Aceh  

Tata Komplek Kuburan di Area Masjid Pusaka, Ratusan Warga Gotongroyong

Ratusan warga dan ahlul bait berasal dari empat gampong di KSusoh melaksanakan gotongroyong penimbunan kuburan di komplek Masjid Pusaka Gampong Keudai Susoh,m Minggu (18/5/2025)

ABDYA | Suasana penuh semangat menyelimuti kawasan komplek kuburan Masjid Pusaka di Gampong Kedai Susoh, Kecamatan Susoh, Kabupaten Aceh Barat Daya (Abdya) Minggu (18/5/2025).

Ratusan warga bersama dari empat gampong dan perangkat termasuk keuchik bergotongroyong penimbunan kuburan di Komplek Masjid tertua di pantai barat selatan Aceh tersebut.

Diketahui, sebelum dilakukan penimbunan kuburan di Komplek Masjid Pusaka tersebut digagas oleh Keuchik dan aparatur empat gampong yaitu Gampong Keudai Susoh, Rumah Panjang, Pinang dan Gampong Baharu yang telah melakukan musyawarah di Masjid pada 1 Maret 2024 lalu yang dihadiri warga dan ahlul bait.

Pada musyawarah tersebut memutuskan bahwa;

  1. Penataan kembali pemanfaatan komplek kuburan Masjid Pusaka, 2. Dilarang membuat bangunan di atas kuburan, 3. Bangunan kuburan yang sudah ada akan dirobohkan apabila lokasi tersebut terdampak pada penimbunan dan penataan komplek kuburan Masjid Pusaka.

Mohon Bantuan

Keuchik gampong Keudai Susoh, Ridwan kepada awak media ini menyampaikan bahwa sebagai kepala desa (Keuchik) Keudai susoh berinisiatif untuk menata ulang kawasan komplek kuburan Masjid Pusaka, karena sering kali terlihat sekelompok hewan kerbau memasuki tempat pemakaman ditambah pascamusin hujan air selalu mengendap di lokasi tersebut

“Jadi hasil musyawarah dengan warga dan ahli waris yang ada dimakam kuburan komplek masjid pusaka memutuskan untuk Penataan kembali,ditimbun sehingga dampak keindahan alamnya bersih diarea pemakaman,” ujarnya.

Selain itu, kata Keuchik Ridwan, kegiatan yang dilaksanakan bersama empat aparatur dan Keuchik dengan sumber dana dari swadaya masyarakat, warga bergotongroyong sampai selesai juga ada sedekah sehingga terlaksana kegiatan ini.

Ridwan berharap bagi ahlul bait atau pun orang tuanya yang ada di pemakam masjid pusaka yang ada diluar daerah baik itu diJakarta, Medan Banda Aceh, Meulaboh, Nagan Raya dan A. Selatan serta lainnya kalau ada kemudahan reziki mohon bantuanya karena dana tersebut nanti dipergunakan oleh panitia pelaksana untuk membeli tanah pasir dan kebutuhan lokasi lainnya.

Penataan kuburan ini adalah bentuk nyata dari nilai gotong royong yang terus dijaga oleh masyarakat.

“Kegiatan ini merupakan kolaborasi dari seluruh elemen warga.
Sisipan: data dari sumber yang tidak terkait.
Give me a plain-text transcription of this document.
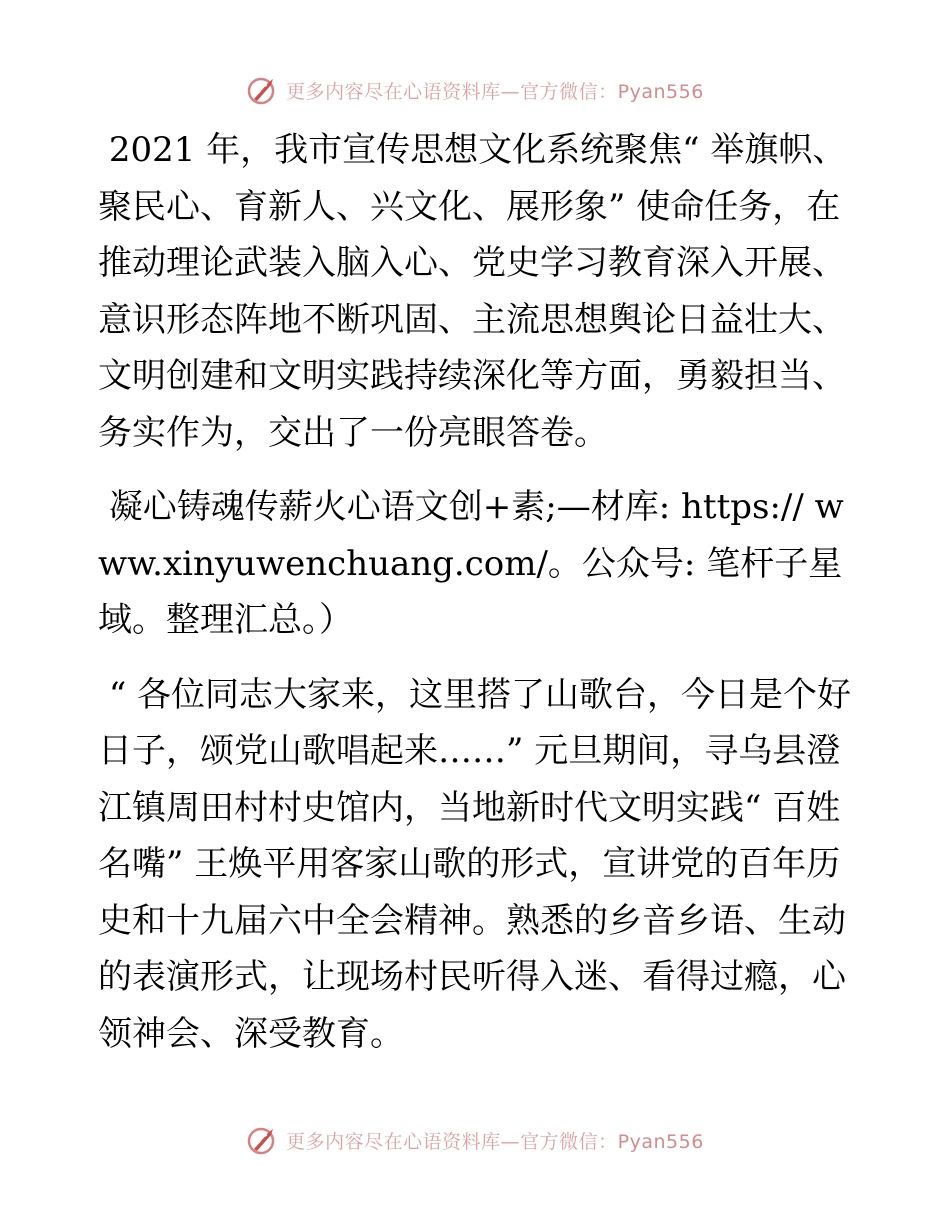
更多内容尽在心语资料库—官方微信：Pyan556

2021 年，我市宣传思想文化系统聚焦“ 举旗帜、聚民心、育新人、兴文化、展形象” 使命任务，在推动理论武装入脑入心、党史学习教育深入开展、意识形态阵地不断巩固、主流思想舆论日益壮大、文明创建和文明实践持续深化等方面，勇毅担当、务实作为，交出了一份亮眼答卷。

凝心铸魂传薪火心语文创+素;—材库: https:// www.xinyuwenchuang.com/。公众号: 笔杆子星域。整理汇总。）

“ 各位同志大家来，这里搭了山歌台，今日是个好日子，颂党山歌唱起来……” 元旦期间，寻乌县澄江镇周田村村史馆内，当地新时代文明实践“ 百姓名嘴” 王焕平用客家山歌的形式，宣讲党的百年历史和十九届六中全会精神。熟悉的乡音乡语、生动的表演形式，让现场村民听得入迷、看得过瘾，心领神会、深受教育。

更多内容尽在心语资料库—官方微信：Pyan556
Mulai dari perangkat gampong hingga masyarakat umum turut andil. “pungkasnya.

Salah satu warga dan ahlul bait Fanzil,
mengungkapkan rasa bangganya dapat ikut serta dalam kegiatan ini. “gotong royong
peremajaan pemakaman ini adalah tanggung jawab kita bersama dan kondisi TPU tersebut sangat memperhatinkan saat melakukan proses pemakaman pada musim hujan air selalu mengendap.

“Alhamdulillah kami selaku ahli waris menyambut gembira program masyarakat ini,”ujarnya.

Ia pun berharap, dari unsur pemerintah dan Dewan perwakilan rakyat untuk dapat membantu kegiatan masyarakat.harapnya perwakilan ahlul bait.

Pantauan awak media, Sejak pagi, warga dan ahlul bait mulai berdatangan dengan membawa alat-alat seperti cangkul, skop, parang dan greek Sorong,guna mengangkut pasir timbunan dan membawa ke masing masing makam Alm yang telah diberikan nama atau tanda batas oleh panitia pelaksana.

Namun tak hanya menimbunkan makam, warga ahlul bait juga melaksanakan doa bersama di penghujung kegiatan sebagai wujud rasa syukur dan penghormatan terhadap mereka yang telah tiada.